The state and federal EPA was called in overnight to monitor air quality with sensors that were brought in during the night from Michigan.

"We're looking at sulfur, sulfur dioxide at this point. There may be others, but we have to investigate further to find out," said Canton Fire Captain Charles Day.

The trouble was from chemicals that were apparently stored in large quantities inside the building.

Firefighters who responded to the first calls of trouble Monday afternoon called in Hazmat crews after sensing the telltale smell of sulfur, which smells like rotten eggs.

But flames quickly engulfed the building forcing the firefighters to take a cautious approach and ask nearby residents to evacuate.

"We don't know exactly what process or cause started the problem, but the problem was a reaction that possibly developed into a fire. We don't know what came first: the reaction or the fire, but there was some chemical and some process.
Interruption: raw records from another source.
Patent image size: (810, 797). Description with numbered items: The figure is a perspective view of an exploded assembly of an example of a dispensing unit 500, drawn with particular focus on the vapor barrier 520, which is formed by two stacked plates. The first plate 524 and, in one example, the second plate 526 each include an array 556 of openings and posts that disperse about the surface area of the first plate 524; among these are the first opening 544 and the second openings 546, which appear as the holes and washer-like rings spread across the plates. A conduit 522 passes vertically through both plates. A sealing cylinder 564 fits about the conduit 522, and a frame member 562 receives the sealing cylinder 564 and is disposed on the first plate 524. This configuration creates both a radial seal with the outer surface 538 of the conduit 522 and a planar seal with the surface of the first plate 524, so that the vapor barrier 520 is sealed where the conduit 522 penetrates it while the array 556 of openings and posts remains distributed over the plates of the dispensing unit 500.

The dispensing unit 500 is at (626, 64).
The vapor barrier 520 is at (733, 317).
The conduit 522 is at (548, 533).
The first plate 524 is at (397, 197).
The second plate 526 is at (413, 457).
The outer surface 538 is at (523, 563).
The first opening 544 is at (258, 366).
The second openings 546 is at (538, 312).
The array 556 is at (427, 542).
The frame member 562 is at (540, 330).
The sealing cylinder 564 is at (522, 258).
That is under investigation," said Day.

The company was believed to have been closed in 2011.

Many nearby neighbors said they never saw anyone come or go from the plant.

Workers were, however, believed to have been doing some work there recently but fire officials were not certain on Tuesday whether they had been working on the building or were in some way responsible for what was being stored there.

The stubborn fire kept many residents from returning to their homes Monday night.

The city set up shelter at the Canton Civic Center, where Kim Wendling stayed with her daughter.

"They made sure that me and my daughter was comfortable. It was pretty good but it was not the night that we planned when we were sitting on the porch and started seeing the fire trucks come," said Wendling.

Most of the people asked to leave their homes were willing to do so without much persuasion.

"We didn't know what to do. We was stunned. We have four kids so we have to send them to their dad and now I was calling all night trying to come back home, come back home," said Frankie O'Dell, whose home is right next to the smoldering plant.

O'Dell said he saw something that looked like smoke or a "vapor" coming from a part of the plant on Monday, and then sensed the telltale sulfur smell even before he knew there was a fire.

Also on Tuesday, the Canton City School District closed five schools closest to the fire as a precaution.

By noon on Tuesday, EPA officials said they were getting readings in the closest communities that showed no sulfur dioxide in the air and the all-clear was issued for residents to return to their homes.

As of Tuesday afternoon, there were no reports of injuries or illnesses as a result of the fire.

Investigators were interviewing the people who had last been working inside the building and planned not to demolish what was left of it until they were able to take a closer look.